Ledger et al47 showed the effect of clavicular shortening >15 mm on biomechanical parameters of the shoulder. They found a significant increase in upward angulation (mean, 10.7°; P < 0.005) of the SC joint on the injured side compared with the uninjured side. The muscle torque of the injured arm was significantly weaker than that of the uninjured arm in extension (P < 0.05), adduction (P < 0.05), and internal rotation (P < 0.05).47

These studies indicate that although clavicular deformities are complex and hard to assess, shortening of 1.5 to 2 cm, which results in an increased incidence of clinical symptoms, is one parameter that can be measured. Further investigation is needed to clearly define the patients as well as the fracture deformity that is likely to be symptomatic with a clavicular malunion. In this way, acute surgical treatment could be offered to the patients who are most likely to benefit. In addition, comparative trials are necessary to establish that patients with clavicular fractures that predictably result in deformity have better outcomes when treated surgically rather than nonsurgically. Several randomized trials currently are under way, and one has been completed, assessing the surgical versus nonsurgical management of acute displaced midshaft clavicular fractures. The Canadian Orthopaedic Trauma Society has shown in a multicenter randomized trial of 132 patients that for displaced fractures of the clavicular shaft, surgical fixation with a plate and screws resulted in an improved functional outcome and a lower rate of malunion and nonunion compared with nonsurgical treatment at 1 year.11

Treatment of a malunion consists of surgical correction to restore length, angular deformity, and rotation of the clavicle.
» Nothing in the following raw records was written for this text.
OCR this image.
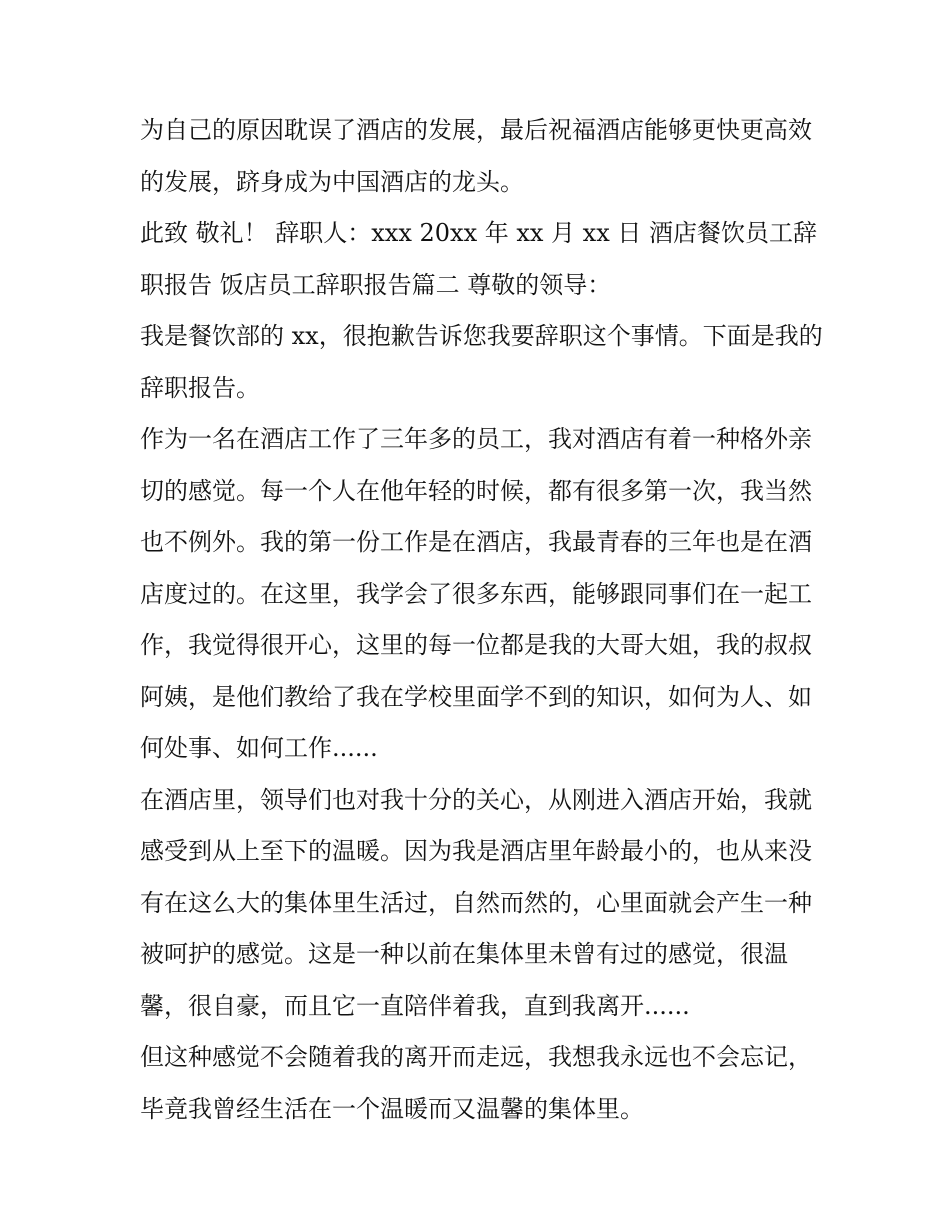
为自己的原因耽误了酒店的发展，最后祝福酒店能够更快更高效的发展，跻身成为中国酒店的龙头。

此致 敬礼！ 辞职人：xxx 20xx 年 xx 月 xx 日 酒店餐饮员工辞职报告 饭店员工辞职报告篇二 尊敬的领导：

我是餐饮部的 xx，很抱歉告诉您我要辞职这个事情。下面是我的辞职报告。

作为一名在酒店工作了三年多的员工，我对酒店有着一种格外亲切的感觉。每一个人在他年轻的时候，都有很多第一次，我当然也不例外。我的第一份工作是在酒店，我最青春的三年也是在酒店度过的。在这里，我学会了很多东西，能够跟同事们在一起工作，我觉得很开心，这里的每一位都是我的大哥大姐，我的叔叔阿姨，是他们教给了我在学校里面学不到的知识，如何为人、如何处事、如何工作......

在酒店里，领导们也对我十分的关心，从刚进入酒店开始，我就感受到从上至下的温暖。因为我是酒店里年龄最小的，也从来没有在这么大的集体里生活过，自然而然的，心里面就会产生一种被呵护的感觉。这是一种以前在集体里未曾有过的感觉，很温馨，很自豪，而且它一直陪伴着我，直到我离开......

但这种感觉不会随着我的离开而走远，我想我永远也不会忘记，毕竟我曾经生活在一个温暖而又温馨的集体里。
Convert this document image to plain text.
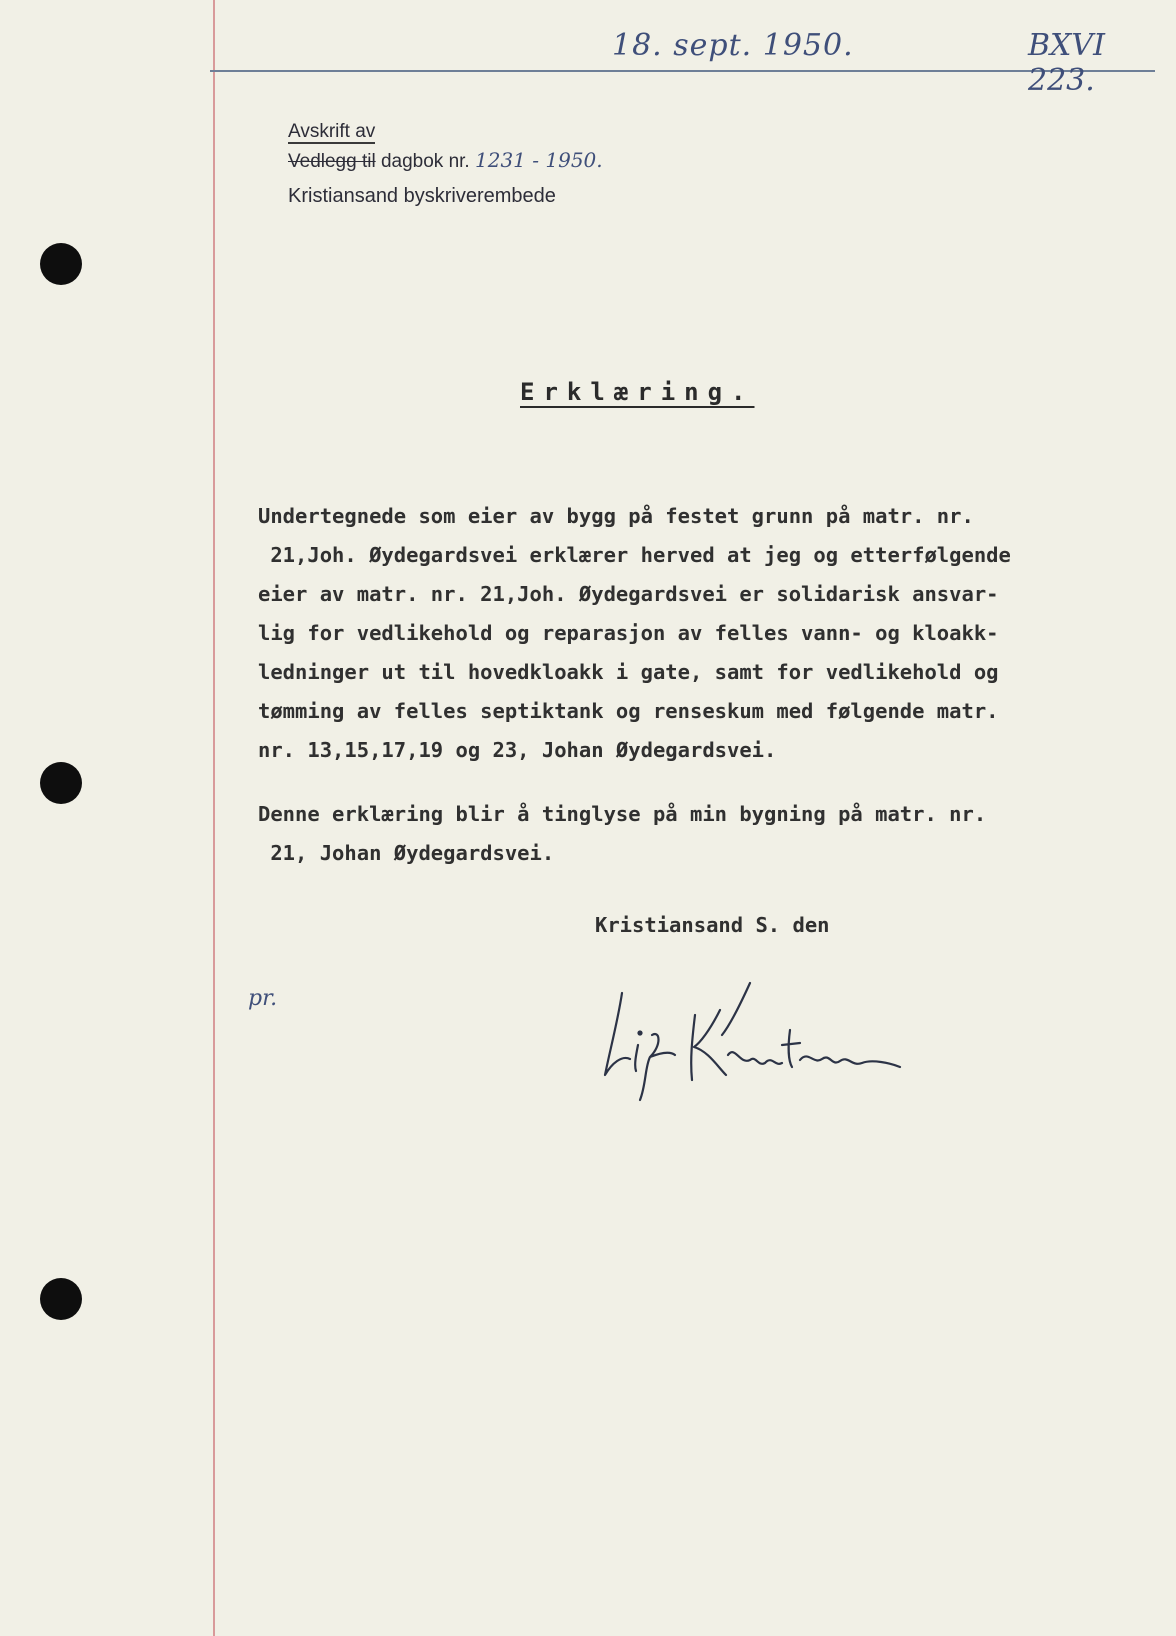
18. sept. 1950.	BXVI 223.
Avskrift av
Vedlegg til dagbok nr. 1231 - 1950.
Kristiansand byskriverembede
Erklæring.
Undertegnede som eier av bygg på festet grunn på matr. nr.
21,Joh. Øydegardsvei erklærer herved at jeg og etterfølgende
eier av matr. nr. 21,Joh. Øydegardsvei er solidarisk ansvar-
lig for vedlikehold og reparasjon av felles vann- og kloakk-
ledninger ut til hovedkloakk i gate, samt for vedlikehold og
tømming av felles septiktank og renseskum med følgende matr.
nr. 13,15,17,19 og 23, Johan Øydegardsvei.
Denne erklæring blir å tinglyse på min bygning på matr. nr.
21, Johan Øydegardsvei.
Kristiansand S. den
pr.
Treatment may or may not involve an intercalary bone graft. Often, after removing the callus of the malunion, it is possible to identify the proximal and distal fragments in order to anatomically reconstruct the clavicle.46,48 The benefit of this technique is that there is no donor-site morbidity for a bone graft. When difficulty in determining the length of the malunited clavicle is anticipated, a preoperative radiographic image of both clavicles is helpful. Both IM devices and plates have been used successfully to treat malunions.46,48–50 Treatment of symptomatic malunions has resulted in improvement of the function of the upper extremity, decreased pain, and increased patient satisfaction.46,50


The frequency of comminuted and displaced midshaft clavicular fractures that result from high-energy injuries is increasing. Nondisplaced and minimally displaced fractures should be treated nonsurgically, preferably with a sling for patient comfort; the rates of nonunion, pain, cosmetic deformity, and loss of function are low. However, for specific groups of patients, the risk of complications from nonsurgical management may be significantly higher. These patients include those with completely displaced and comminuted fractures and, possibly, those who are female or of advanced age. The current literature suggests that surgical stabilization, with either plates and screws or with an IM device, should be considered as the preferred treatment option for these more complex acute midshaft clavicular fractures. Further randomized, prospective studies are needed to determine whether the benefits of surgical fixation outweigh the risks and, if so, in which types of patients and for which types of midshaft clavicular fracture.


Evidence-based Medicine: Level I/II prospective studies are references 5, 7, 8, and 27. The remaining references are level III/IV case-control cohort studies or level V, expert opinion.

Citation numbers printed in bold type indicate references published within the past 5 years.